The Qwen3.5 Thinking Budget Trap Nobody Warned Me About

the setup

I've been building a local task ranker for my Apollo Dashboard — a personal cockpit that runs on localhost, reads my Things 3 (my task manager) queue, and ranks everything by priority using a local LLM.

The new backend I was adding: DFlash (block-diffusion speculative decoding, from z-lab), which runs as its OWN OpenAI-compatible MLX (Apple Silicon inference framework) server. Not Ollama. Not an Ollama backend. Its own thing — you pip install dflash-mlx, run dflash serve, and POST to /v1/chat/completions. Important distinction. "Ollama + DFlash" doesn't compose; pick one.

The model: mlx-community/Qwen3.5-9B-4bit with the paired z-lab/Qwen3.5-9B-DFlash draft.

what broke

First inference. Perfect API call. HTTP 200. JSON parses fine.

content: empty string.

finish_reason: "length".

I stared at this for an embarrassingly long time. The model wasn't erroring. It was "succeeding" — it just had nothing to say.

what I tried that didn't work

I know Qwen3 has a soft switch for disabling thinking: add /no_think to the system prompt. I'd used it before with Ollama.

Added it. Re-ran. Same result: empty content, finish_reason: "length".
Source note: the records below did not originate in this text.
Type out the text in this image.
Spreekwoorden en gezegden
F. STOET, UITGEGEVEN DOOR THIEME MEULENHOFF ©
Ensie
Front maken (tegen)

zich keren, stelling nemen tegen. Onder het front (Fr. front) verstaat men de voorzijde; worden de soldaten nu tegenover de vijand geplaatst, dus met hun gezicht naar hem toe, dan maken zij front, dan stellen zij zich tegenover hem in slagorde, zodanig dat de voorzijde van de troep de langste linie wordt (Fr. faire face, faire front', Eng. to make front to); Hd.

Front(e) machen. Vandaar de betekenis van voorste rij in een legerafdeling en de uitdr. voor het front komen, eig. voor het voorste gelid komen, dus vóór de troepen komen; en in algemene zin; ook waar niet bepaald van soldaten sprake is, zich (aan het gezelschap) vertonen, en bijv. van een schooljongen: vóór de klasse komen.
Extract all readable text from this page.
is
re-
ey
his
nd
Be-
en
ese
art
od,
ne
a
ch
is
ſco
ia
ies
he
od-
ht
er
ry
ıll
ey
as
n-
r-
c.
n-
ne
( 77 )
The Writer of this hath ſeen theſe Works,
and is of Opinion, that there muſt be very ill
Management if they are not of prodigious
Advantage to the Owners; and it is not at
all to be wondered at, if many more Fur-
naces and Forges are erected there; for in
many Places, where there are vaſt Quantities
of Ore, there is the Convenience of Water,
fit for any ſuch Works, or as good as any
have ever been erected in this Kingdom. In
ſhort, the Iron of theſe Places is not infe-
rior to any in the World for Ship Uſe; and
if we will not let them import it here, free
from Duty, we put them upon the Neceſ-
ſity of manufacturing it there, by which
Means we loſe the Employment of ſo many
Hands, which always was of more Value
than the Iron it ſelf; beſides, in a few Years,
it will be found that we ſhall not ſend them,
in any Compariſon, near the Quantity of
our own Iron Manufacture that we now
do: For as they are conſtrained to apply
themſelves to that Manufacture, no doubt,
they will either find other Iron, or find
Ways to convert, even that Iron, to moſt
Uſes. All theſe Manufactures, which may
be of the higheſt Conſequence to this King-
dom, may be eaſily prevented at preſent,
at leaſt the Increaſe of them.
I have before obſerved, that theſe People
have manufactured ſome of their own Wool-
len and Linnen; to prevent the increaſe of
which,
On this MLX build, the prompt-level switch is completely ignored. The model reads it, nods politely, then thinks the ENTIRE max_tokens budget into reasoning_content anyway. Every. Single. Token. And returns nothing visible.

the fix that worked

The fix lives in the request body, not the prompt:

{
  "chat_template_kwargs": { "enable_thinking": false }
}

That's it. That one key.

Sent it. Got a clean, complete JSON response back. finish_reason: "stop". 24 tasks, ranked properly.

why this matters

Qwen3.5 and Qwen3.6 are reasoning models — thinking is ON by default. If you're using them for non-reasoning tasks (JSON extraction, ranking, classification), they'll blow their entire token budget on hidden chain-of-thought and return you nothing visible. The empty content + finish_reason: "length" combo is the signature. Recognize it.

The prompt soft switch (/no_think) may work in other runtimes. It did not work here. Don't rely on it for MLX builds. Use chat_template_kwargs at the API-body level — that's the only thing that held.

And the payoff once I got there?

DFlash on M4 Max beat Ollama qwen2.5:7b on both speed AND quality. Warm inference ~12.6s / ~63 tok/s vs Ollama's ~17.9s / ~28 tok/s. But here's the part I didn't expect: DFlash ranked 22 of 24 tasks correctly. Ollama 7B got 7.

The quality delta was the real win. 9B > 7B, even without M5's NAX matrix kernels (my M4 Max falls back to slower "steel" kernels — on M5 the gains would be bigger).

Fix the thinking flag first. Then care about speed.

P.S. One more: the serve flag is --draft-model, not --draft. That one got me too.